There’s a mega Trac ticket to, “strategize the updating of minimum PHP version.” Joe and I talked about this on the latest podcast too (in the last segment), if you’re curious. The Trac ticket goes every which way, as you’d expect. But this feedback from Joomla developer @mbabker is great to be able to get, considering the similarities between the communities:
So I’m going to “butt in” here with an outside perspective from a project that did a PHP bump on the same EOL PHP branch last year. In Joomla, we moved from 5.3.1 to 5.3.10 with a transition period giving security support for the old minimum. Yes, there were user groans about the change (I would suggest searching our forums if really interested), but surprising to me was that the most vocal groans came from those we would say are technically capable of managing their PHP installs.
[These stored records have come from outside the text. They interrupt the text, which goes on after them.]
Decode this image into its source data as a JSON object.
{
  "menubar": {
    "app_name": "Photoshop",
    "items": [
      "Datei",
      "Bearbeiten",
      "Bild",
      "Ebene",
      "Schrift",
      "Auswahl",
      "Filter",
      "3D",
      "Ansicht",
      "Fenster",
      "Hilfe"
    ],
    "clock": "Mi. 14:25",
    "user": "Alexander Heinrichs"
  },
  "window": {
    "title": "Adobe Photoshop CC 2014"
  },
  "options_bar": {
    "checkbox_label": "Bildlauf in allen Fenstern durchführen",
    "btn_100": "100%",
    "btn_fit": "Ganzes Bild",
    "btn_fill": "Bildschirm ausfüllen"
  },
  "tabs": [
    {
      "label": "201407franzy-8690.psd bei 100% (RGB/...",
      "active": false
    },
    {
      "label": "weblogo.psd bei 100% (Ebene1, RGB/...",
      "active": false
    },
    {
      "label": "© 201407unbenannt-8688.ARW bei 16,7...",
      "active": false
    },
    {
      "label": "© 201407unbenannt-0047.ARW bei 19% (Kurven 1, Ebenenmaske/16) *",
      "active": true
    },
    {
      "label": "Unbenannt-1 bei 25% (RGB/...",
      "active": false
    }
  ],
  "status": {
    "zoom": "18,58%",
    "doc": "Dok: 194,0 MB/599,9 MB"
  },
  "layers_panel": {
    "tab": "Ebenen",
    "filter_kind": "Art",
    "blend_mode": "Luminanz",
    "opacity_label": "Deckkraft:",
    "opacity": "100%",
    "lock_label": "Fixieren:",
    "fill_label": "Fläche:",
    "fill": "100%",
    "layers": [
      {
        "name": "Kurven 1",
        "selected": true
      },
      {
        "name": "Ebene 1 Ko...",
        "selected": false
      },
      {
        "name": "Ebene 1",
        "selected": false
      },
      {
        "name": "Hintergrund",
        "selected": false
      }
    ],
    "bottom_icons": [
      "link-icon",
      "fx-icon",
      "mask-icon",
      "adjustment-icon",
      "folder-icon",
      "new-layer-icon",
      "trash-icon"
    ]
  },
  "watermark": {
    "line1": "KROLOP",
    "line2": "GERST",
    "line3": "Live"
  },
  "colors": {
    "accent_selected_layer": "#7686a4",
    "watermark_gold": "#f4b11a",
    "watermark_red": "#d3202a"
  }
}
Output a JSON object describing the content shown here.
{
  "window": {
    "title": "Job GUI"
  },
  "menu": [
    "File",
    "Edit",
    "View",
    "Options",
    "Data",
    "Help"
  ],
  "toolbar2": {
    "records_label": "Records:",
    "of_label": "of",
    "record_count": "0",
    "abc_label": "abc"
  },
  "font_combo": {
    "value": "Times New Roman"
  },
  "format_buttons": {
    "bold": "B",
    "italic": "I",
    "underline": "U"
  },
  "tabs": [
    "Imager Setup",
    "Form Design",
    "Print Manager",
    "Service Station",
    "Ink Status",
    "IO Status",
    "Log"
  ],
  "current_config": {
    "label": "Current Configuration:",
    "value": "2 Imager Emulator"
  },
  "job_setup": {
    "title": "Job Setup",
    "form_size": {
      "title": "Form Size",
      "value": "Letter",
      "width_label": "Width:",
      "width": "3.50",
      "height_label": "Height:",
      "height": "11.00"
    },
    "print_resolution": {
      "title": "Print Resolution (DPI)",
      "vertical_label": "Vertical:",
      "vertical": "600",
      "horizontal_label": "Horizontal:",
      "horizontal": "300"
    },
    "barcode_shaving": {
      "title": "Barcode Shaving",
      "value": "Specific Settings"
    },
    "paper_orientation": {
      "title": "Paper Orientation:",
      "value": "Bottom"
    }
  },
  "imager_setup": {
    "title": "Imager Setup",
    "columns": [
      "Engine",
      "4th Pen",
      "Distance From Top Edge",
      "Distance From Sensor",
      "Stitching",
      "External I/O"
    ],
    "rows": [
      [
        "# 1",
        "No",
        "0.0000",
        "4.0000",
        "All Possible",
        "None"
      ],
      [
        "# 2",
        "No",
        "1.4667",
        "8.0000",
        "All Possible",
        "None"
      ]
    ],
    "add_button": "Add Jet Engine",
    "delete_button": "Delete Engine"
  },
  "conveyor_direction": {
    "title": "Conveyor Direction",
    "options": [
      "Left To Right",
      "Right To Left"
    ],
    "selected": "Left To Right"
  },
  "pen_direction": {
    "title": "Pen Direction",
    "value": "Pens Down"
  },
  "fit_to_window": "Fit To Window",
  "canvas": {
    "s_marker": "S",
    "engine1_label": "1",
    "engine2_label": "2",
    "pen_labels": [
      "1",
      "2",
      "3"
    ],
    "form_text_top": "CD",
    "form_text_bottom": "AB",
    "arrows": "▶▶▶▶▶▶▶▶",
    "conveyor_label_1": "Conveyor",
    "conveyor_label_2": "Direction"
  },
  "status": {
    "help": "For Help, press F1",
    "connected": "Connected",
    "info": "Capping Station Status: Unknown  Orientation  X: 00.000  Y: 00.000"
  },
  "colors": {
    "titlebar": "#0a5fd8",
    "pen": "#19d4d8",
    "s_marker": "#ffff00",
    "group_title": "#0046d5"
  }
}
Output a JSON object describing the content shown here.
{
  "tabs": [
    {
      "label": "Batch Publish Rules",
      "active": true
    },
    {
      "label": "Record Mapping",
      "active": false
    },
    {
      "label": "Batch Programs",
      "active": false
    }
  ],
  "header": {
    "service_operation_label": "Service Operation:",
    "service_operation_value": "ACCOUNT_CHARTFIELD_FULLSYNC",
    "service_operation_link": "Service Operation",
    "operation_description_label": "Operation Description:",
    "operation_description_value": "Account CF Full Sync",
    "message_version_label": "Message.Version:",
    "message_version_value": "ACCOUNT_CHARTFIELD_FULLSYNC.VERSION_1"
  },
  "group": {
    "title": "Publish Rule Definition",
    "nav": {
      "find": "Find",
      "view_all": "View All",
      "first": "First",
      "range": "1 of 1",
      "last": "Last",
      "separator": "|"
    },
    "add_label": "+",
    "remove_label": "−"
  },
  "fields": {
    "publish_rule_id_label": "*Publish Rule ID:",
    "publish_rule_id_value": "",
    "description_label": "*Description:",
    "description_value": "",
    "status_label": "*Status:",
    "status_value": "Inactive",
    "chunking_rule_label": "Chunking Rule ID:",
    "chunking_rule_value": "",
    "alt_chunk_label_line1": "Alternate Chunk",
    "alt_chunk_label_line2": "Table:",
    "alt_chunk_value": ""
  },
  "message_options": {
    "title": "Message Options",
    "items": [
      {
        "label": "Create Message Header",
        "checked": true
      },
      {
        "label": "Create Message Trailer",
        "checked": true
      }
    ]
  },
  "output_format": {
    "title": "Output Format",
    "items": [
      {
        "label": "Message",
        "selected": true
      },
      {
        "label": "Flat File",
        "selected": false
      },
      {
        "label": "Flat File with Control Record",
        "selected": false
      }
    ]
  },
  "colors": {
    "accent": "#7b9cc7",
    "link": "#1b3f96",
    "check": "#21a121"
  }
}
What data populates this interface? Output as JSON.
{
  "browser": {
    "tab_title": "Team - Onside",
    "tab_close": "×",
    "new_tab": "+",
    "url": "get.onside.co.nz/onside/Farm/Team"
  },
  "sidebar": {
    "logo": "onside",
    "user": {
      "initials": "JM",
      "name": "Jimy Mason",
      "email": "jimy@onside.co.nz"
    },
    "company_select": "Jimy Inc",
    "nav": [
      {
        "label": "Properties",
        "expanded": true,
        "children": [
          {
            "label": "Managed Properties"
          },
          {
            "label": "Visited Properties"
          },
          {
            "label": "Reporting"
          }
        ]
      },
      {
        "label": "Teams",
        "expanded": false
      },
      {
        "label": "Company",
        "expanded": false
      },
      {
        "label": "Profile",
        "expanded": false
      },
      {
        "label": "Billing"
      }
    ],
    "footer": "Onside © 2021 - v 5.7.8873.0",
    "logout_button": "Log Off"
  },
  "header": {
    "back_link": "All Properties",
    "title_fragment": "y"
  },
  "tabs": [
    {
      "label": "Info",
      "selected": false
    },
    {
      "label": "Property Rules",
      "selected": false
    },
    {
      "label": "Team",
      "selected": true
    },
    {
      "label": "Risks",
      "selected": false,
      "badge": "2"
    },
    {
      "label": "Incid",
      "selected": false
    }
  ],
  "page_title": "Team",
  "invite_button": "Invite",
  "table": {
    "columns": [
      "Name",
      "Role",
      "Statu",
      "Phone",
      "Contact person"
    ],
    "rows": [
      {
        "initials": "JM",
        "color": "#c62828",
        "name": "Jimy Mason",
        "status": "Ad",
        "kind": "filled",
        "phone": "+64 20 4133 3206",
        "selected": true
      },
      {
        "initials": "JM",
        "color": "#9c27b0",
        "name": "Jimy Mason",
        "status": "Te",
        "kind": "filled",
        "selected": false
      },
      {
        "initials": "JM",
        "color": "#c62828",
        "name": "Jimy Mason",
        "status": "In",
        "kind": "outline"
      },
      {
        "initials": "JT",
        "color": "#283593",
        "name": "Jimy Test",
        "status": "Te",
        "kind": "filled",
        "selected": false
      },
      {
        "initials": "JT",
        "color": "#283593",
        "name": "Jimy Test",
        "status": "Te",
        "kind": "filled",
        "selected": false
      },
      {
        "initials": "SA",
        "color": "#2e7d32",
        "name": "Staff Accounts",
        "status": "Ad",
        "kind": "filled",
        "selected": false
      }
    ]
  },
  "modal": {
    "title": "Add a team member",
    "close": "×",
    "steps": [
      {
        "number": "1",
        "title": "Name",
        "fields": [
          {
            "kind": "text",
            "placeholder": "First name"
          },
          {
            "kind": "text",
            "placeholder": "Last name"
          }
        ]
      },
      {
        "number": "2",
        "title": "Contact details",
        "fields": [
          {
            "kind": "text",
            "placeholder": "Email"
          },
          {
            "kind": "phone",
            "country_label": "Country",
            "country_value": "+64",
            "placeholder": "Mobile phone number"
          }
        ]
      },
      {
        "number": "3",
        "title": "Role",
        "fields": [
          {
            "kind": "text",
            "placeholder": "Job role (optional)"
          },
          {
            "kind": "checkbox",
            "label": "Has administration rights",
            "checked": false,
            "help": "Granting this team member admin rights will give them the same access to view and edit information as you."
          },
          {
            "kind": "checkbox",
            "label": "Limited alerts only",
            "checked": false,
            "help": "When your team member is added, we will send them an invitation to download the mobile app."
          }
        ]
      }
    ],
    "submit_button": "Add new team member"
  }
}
Those folks worked at companies with policies or made decisions that they were only using the *nix LTS versions (at that point most were on 5.3.3 and the new LTS releases were just getting tagged), and those folks made demands that a version minimum shouldn’t be forced but rather feature detection mechanisms with fallbacks or using those tests to block running the app. From my experience in that and observing what WordPress has done with hosts, the right calls are being made for the end user at the expense of a lot of excess baggage in not forcing an update. Just some random food for thought.
I guess I should’t be surprised that it was corporate entities that complained the loudest, but I am. But this is a “+1” for the core team’s position, from someone that’s been there — and that is saying something.
Related: Aaron Jorbin shared his thoughts on the subject, after some feedback on his post noting WordPress will support PHP7.